In an effort to “do it right,” I reached out to some English teacher colleagues of mine for advice. What books should I read? What advice did they have? One said to start writing every day, and the other suggested reading The Artist’s Way. Both suggestions turned out to be excellent advice.
Around the same time, my parents sold my childhood home and I found three documents from childhood that gave me the confidence boost I needed to write:
1. An entry in a first-grade classroom memory book that said “I want to be a teacher.” I had, indeed, always wanted to be a teacher. And I became one. And I loved it. Wow, I thought. Maybe I did know myself back then.
2. A third grade “about me” page where I answered the prompt “When I grow up I plan to…” with “be an author who writes childrens [sic] books.” Hmm. I wanted to be an author too?
3. A self-created Time magazine cover from some unknown date in elementary school with a self portrait, my first and last name, and the word “Writer” next to it. Ok, ok, I thought. I’ll start writing again.
Ok, let’s be honest. I do not feel like a “real writer,” I may never be a published author, and I will most certainly never be on the cover of Time.
But finding these things did remind me of who I was, and who I have always been. So I decided I owed it to myself honor my true Self and, as Julia Cameron would say, my Inner Artist, and write.
So for more than a year, I wrote. Morning pages, journal entries, lists, emails, reflections, notes in my phone while rocking and breastfeeding babies, attempts at poetry in English and in Spanish. Some days I started to go back and edit, cleaning up language, syntax, redundancies, and more. This was the real work of writing, the returning to the draft to pick it apart, or polish it, or reimagine it.
For another year, when the Covid pandemic hit and began to drag on, I did a little less writing, and a little more revision and editing. And I bought myself a domain name, thinking that perhaps one day I would share my writing there. And for a year, I taught myself WordPress and Divi, and built myself a blog website.
Like most writers, I’ve been terrified to share my writing. It was difficult enough to get started and create something. Share it with the world? OH GOD NO. This stuff stays right here with me forever until I die.
So why did I decide to share, after two years of writing, beginning to revise, and building myself a website?
1. For motivation to keep writing and editing.
2. Because I read somewhere that writing was never meant to be one-sided; it is a conversation between the writer and the reader. Not everything you write needs a reader, but maybe some of it should have one.

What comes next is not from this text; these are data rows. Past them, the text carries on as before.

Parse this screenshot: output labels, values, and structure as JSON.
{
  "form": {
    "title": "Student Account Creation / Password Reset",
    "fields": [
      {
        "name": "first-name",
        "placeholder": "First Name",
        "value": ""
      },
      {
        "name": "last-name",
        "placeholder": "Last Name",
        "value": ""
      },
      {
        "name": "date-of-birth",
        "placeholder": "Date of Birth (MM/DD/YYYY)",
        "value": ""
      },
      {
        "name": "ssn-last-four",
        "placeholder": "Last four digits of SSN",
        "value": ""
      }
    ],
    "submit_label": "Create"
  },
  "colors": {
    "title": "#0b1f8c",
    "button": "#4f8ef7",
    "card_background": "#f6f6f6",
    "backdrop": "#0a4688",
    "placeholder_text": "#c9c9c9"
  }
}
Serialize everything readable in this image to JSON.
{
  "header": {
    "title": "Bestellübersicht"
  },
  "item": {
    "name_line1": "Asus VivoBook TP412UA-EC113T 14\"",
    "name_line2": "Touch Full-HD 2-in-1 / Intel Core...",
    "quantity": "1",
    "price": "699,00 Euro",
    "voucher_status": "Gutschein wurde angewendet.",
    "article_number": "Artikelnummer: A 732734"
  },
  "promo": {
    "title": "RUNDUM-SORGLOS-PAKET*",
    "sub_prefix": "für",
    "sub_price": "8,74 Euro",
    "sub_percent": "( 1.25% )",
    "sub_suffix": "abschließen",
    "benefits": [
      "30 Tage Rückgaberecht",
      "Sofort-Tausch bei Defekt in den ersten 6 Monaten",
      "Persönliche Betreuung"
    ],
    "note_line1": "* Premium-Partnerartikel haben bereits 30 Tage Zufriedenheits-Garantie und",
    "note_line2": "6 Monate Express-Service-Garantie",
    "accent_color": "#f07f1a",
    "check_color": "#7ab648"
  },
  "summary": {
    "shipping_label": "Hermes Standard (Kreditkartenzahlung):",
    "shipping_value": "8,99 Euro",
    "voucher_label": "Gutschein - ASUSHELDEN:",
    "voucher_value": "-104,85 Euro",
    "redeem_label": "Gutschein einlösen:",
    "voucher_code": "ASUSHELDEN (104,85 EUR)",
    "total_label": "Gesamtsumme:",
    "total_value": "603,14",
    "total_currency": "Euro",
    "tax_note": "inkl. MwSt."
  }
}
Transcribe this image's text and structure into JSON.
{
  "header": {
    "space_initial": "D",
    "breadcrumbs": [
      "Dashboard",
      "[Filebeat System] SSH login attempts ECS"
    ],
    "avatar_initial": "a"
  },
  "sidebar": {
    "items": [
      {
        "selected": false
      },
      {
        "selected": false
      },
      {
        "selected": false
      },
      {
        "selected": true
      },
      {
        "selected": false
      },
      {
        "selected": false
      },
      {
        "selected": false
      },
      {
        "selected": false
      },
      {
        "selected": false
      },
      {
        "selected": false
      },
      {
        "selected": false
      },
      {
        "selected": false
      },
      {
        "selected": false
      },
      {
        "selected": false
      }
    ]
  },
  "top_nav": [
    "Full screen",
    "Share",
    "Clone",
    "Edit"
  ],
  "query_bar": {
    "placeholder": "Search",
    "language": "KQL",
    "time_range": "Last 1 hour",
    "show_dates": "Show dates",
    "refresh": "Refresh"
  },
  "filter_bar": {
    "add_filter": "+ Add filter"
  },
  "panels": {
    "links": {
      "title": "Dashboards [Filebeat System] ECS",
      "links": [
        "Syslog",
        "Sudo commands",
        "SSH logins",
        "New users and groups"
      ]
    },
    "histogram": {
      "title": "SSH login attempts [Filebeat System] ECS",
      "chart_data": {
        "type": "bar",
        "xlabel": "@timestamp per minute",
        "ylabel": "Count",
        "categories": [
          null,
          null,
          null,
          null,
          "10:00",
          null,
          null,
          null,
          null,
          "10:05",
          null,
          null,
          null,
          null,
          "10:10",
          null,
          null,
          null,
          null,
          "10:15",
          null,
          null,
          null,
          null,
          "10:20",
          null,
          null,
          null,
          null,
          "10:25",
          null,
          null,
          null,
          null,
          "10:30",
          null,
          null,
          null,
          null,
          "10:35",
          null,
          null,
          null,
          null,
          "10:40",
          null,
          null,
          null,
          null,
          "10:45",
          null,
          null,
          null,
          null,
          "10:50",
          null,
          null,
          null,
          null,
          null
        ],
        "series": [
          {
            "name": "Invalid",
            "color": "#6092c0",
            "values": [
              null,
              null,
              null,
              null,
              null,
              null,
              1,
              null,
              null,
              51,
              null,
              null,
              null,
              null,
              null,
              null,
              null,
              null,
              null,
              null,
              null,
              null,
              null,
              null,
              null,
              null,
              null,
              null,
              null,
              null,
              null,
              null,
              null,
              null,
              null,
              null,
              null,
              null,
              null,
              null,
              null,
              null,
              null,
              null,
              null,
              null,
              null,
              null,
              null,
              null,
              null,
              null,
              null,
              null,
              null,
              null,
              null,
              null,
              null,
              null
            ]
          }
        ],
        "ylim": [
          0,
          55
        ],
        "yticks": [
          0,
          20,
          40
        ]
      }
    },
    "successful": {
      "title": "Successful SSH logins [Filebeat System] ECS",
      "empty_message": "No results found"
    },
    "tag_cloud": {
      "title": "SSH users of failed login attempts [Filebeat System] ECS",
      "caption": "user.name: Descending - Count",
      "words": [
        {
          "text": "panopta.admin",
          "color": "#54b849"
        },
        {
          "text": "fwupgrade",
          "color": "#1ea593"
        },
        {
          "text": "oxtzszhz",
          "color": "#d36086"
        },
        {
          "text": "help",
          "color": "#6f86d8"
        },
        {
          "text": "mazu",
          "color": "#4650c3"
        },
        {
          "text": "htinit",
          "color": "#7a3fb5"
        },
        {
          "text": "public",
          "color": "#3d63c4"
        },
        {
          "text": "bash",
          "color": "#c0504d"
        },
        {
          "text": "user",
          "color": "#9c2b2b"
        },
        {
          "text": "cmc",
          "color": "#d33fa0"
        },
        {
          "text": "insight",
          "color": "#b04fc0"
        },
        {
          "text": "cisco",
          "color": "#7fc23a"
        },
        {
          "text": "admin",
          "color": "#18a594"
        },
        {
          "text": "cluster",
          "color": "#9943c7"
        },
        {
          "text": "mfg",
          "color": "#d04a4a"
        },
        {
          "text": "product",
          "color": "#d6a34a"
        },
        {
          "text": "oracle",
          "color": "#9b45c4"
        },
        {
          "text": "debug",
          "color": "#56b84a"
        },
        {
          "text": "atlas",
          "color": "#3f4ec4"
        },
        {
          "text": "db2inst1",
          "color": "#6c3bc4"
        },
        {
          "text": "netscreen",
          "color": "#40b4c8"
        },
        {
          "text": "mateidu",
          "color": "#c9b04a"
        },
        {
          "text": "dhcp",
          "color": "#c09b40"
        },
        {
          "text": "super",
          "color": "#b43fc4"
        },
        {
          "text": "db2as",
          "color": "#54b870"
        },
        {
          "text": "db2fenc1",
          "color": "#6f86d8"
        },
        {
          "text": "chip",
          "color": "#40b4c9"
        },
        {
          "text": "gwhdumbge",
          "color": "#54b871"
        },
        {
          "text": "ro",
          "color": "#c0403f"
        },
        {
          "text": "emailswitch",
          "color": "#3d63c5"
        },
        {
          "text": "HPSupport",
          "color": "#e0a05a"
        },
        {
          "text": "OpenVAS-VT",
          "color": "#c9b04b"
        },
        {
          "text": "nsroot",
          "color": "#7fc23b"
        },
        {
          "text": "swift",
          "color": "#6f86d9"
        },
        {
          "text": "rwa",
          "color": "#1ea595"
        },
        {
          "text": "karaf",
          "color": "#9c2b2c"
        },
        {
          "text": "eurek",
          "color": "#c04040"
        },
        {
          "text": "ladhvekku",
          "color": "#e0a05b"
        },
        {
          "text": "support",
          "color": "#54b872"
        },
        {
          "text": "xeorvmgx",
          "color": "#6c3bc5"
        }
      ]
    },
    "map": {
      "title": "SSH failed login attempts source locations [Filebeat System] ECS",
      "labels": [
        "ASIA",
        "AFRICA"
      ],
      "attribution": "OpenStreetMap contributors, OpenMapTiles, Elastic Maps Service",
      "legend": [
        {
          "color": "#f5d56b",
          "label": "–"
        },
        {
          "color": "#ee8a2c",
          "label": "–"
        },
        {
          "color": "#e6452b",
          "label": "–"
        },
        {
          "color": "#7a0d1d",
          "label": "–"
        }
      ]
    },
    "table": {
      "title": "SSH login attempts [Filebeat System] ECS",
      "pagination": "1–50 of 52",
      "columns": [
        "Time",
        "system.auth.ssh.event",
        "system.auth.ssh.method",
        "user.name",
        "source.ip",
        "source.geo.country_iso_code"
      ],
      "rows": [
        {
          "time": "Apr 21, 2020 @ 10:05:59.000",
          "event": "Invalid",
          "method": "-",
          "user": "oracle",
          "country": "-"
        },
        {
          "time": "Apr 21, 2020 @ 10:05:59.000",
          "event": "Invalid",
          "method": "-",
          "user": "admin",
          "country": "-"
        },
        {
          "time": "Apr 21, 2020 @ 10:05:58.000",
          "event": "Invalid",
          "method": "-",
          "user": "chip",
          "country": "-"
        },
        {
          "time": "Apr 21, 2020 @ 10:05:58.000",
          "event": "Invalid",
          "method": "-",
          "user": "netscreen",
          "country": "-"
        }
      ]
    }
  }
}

3. To learn, grow, and improve as a writer and a creative being.
4. When I was lost and trying to figure out my life, reading other people’s stories on the internet, even if they didn’t look exactly like mine, helped me. So maybe something I write could help someone, too.
I am not going to post regularly, necessarily. Well, I might post about it when I have shared a new essay or recipe or something. But I am genuinely not interested in promoting this blog, or where I fall on Google hits, or getting followers, or anything of the sort. It’s simply a writing home. If you read something that speaks to you or that you hate and you think you could help me make it better, I would love to hear those things. Other than that, this is just me being brave and vulnerable and sharing my writing with friends, family, and maybe a poor unsuspecting stranger who trips over this site while searching for something else. Thanks for reading.